# Shake and bake: a robust and cost-effective proteomic sample preparation workflow for plasma and cerebrospinal fluid

**Authors:** John Rönnholm, Sophia Weiner, Johannes Fuchs, Annika Thorsell, Carina Sihlbom, Laura Dugom, Amy Easton, Henrik Zetterberg, Johan Gobom

PMC · DOI: 10.1186/s12014-026-09589-1 · Clinical Proteomics · 2026-02-15

## TL;DR

This paper introduces a cost-effective and scalable method for preparing plasma and cerebrospinal fluid samples to improve the detection of low-abundance proteins for biomarker discovery in neurodegenerative diseases.

## Contribution

A new sample preparation workflow that combines high-abundance protein depletion and optimized digestion for improved proteome coverage in plasma and CSF.

## Key findings

- Depletion of high-abundance proteins increased identified proteins by ~65% in CSF and ~80% in plasma.
- A two-step digestion protocol using Lys-C/trypsin followed by trypsin improved reproducibility and detectability in plasma.
- The workflow showed high reproducibility in a 528-sample ALS cohort with intra-sample CVs lower than inter-individual variation.

## Abstract

Plasma and cerebrospinal fluid are complementary sources of biomarkers for neurodegenerative diseases. The wide dynamic range of protein abundances, particularly in plasma, hampers detection of low-abundance proteins. Depletion of high-abundance proteins and efficient enzymatic digestion can improve proteome coverage but must be carefully optimized for reproducibility, throughput, and cost-efficiency for use in large-scale clinical proteomic studies.

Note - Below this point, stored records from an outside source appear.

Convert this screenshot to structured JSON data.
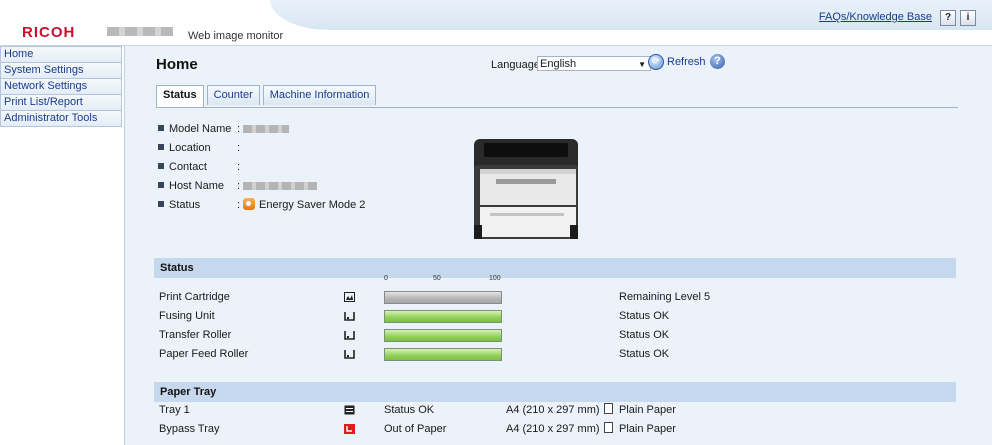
{
  "header": {
    "brand": "RICOH",
    "app_name": "Web image monitor",
    "faq_link": "FAQs/Knowledge Base",
    "help_button": "?",
    "info_button": "i"
  },
  "sidebar": {
    "items": [
      {
        "label": "Home"
      },
      {
        "label": "System Settings"
      },
      {
        "label": "Network Settings"
      },
      {
        "label": "Print List/Report"
      },
      {
        "label": "Administrator Tools"
      }
    ]
  },
  "main": {
    "title": "Home",
    "language_label": "Language",
    "language_value": "English",
    "refresh_label": "Refresh",
    "tabs": [
      {
        "label": "Status"
      },
      {
        "label": "Counter"
      },
      {
        "label": "Machine Information"
      }
    ],
    "info": [
      {
        "label": "Model Name",
        "value": ""
      },
      {
        "label": "Location",
        "value": ""
      },
      {
        "label": "Contact",
        "value": ""
      },
      {
        "label": "Host Name",
        "value": ""
      },
      {
        "label": "Status",
        "value": "Energy Saver Mode 2"
      }
    ]
  },
  "status_section": {
    "title": "Status",
    "scale": [
      "0",
      "50",
      "100"
    ],
    "items": [
      {
        "name": "Print Cartridge",
        "icon": "toner-icon",
        "status": "Remaining Level 5",
        "level_percent": 100,
        "bar_color": "#a8a8a8"
      },
      {
        "name": "Fusing Unit",
        "icon": "unit-icon",
        "status": "Status OK",
        "level_percent": 100,
        "bar_color": "#8fd05a"
      },
      {
        "name": "Transfer Roller",
        "icon": "unit-icon",
        "status": "Status OK",
        "level_percent": 100,
        "bar_color": "#8fd05a"
      },
      {
        "name": "Paper Feed Roller",
        "icon": "unit-icon",
        "status": "Status OK",
        "level_percent": 100,
        "bar_color": "#8fd05a"
      }
    ]
  },
  "paper_section": {
    "title": "Paper Tray",
    "trays": [
      {
        "name": "Tray 1",
        "icon": "tray-ok-icon",
        "status": "Status OK",
        "size": "A4 (210 x 297 mm)",
        "type": "Plain Paper"
      },
      {
        "name": "Bypass Tray",
        "icon": "tray-empty-icon",
        "status": "Out of Paper",
        "size": "A4 (210 x 297 mm)",
        "type": "Plain Paper"
      }
    ]
  },
  "colors": {
    "brand_red": "#c8102e",
    "link_blue": "#1a3c8c",
    "section_header": "#c6d8ed",
    "main_bg": "#ebf2f9",
    "status_orange": "#e8780d",
    "alert_red": "#d81e1e"
  }
}
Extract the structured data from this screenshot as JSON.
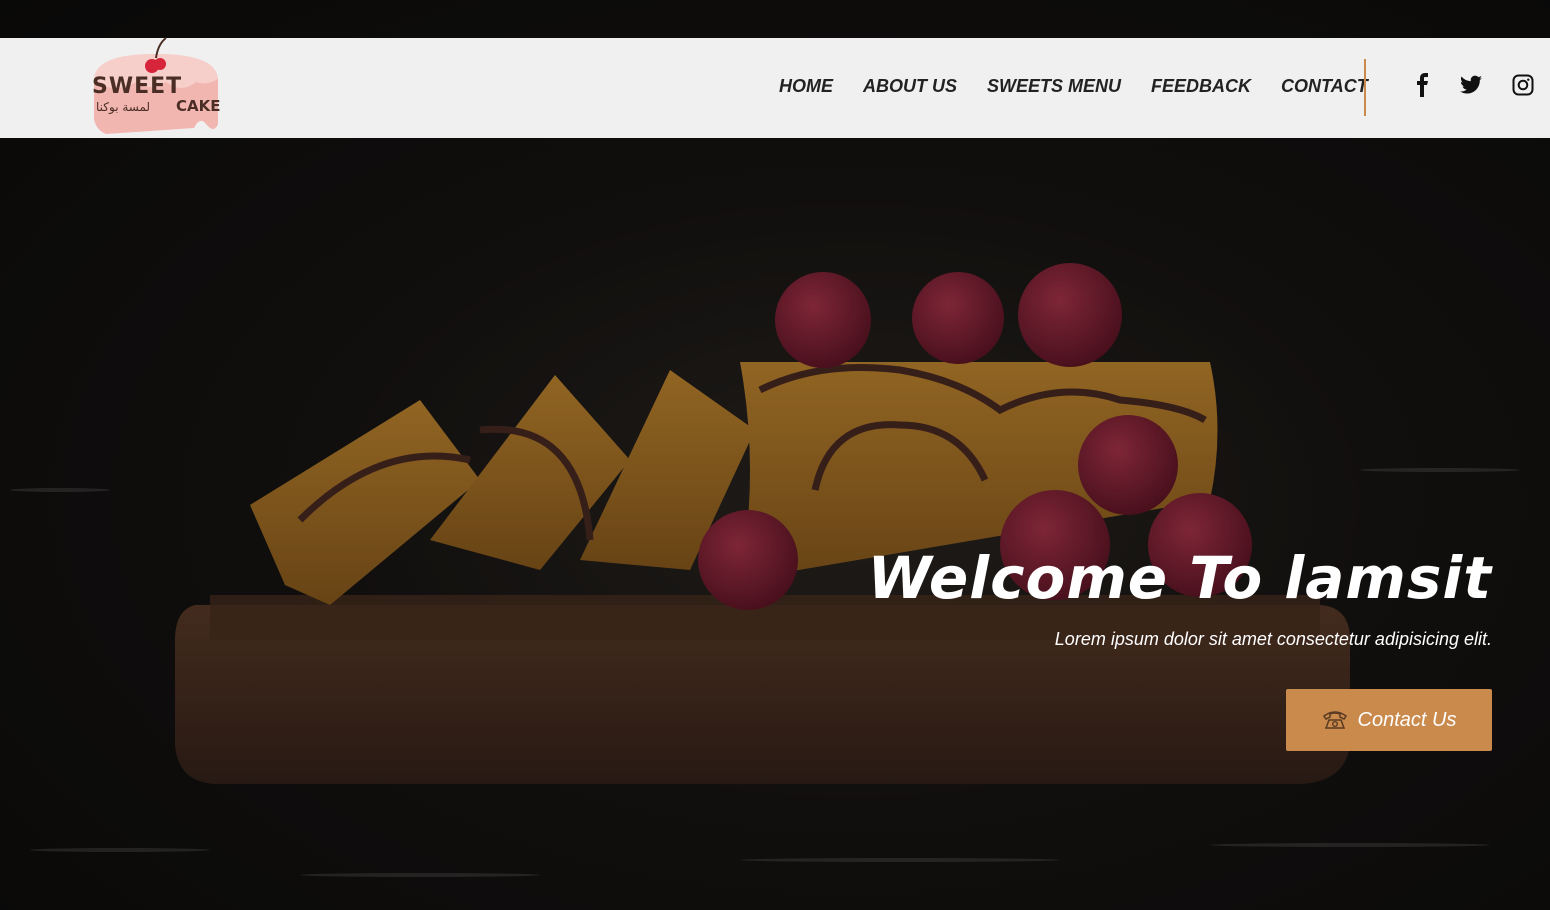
{
  "brand": {
    "word_1": "SWEET",
    "word_2": "CAKE",
    "arabic": "لمسة بوكنا"
  },
  "nav": {
    "items": [
      {
        "label": "HOME"
      },
      {
        "label": "ABOUT US"
      },
      {
        "label": "SWEETS MENU"
      },
      {
        "label": "FEEDBACK"
      },
      {
        "label": "CONTACT"
      }
    ]
  },
  "social": [
    "facebook-icon",
    "twitter-icon",
    "instagram-icon"
  ],
  "hero": {
    "title": "Welcome To lamsit",
    "subtitle": "Lorem ipsum dolor sit amet consectetur adipisicing elit.",
    "cta_label": "Contact Us",
    "cta_icon": "telephone-icon"
  },
  "colors": {
    "accent": "#c98a4c",
    "navbar": "#f0f0f0",
    "nav_text": "#222222",
    "logo_pink": "#f2b6b0",
    "logo_brown": "#4a2e25"
  }
}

We developed a scalable sample preparation workflow for plasma and cerebrospinal fluid (CSF) that integrates depletion of high-abundance proteins, optimized digestion using Lys-C and trypsin, and compatibility with both label-free and tandem mass tag (TMTpro)-based quantification. Depletion was performed using a multi-affinity resin with immobilized antibodies targeting 14 high-abundance plasma proteins, which collectively constitute ≈ 95% of total plasma protein content. We systematically evaluated protein depletion and enzyme digestion conditions, and the effect of deoxycholate on digestion, monitoring the number of detectable proteins and the quantitation precision.

A resin-to-plasma ratio of ≥ 75 and a mixing speed of 900 rpm ensured complete and reproducible depletion. Depletion resulted in an increase in the number of identified proteins by ~ 65% in CSF, and ~ 80% in plasma, tripling the number of brain-enriched proteins, with maintained quantitative precision (median coefficient of variation (CV) for relative protein abundances < 11%). A two-step digestion protocol using Lys-C/trypsin followed by trypsin yielded the highest reproducibility and detectability in plasma. Adding the detergent deoxycholate to the samples had little effect in CSF and only marginally improved proteome coverage for plasma but decreased quantification precision and throughput. Technical replicates from a 528-sample clinical amyotrophic lateral sclerosis (ALS) cohort showed high reproducibility, with intra-sample CVs substantially lower than inter-individual variation.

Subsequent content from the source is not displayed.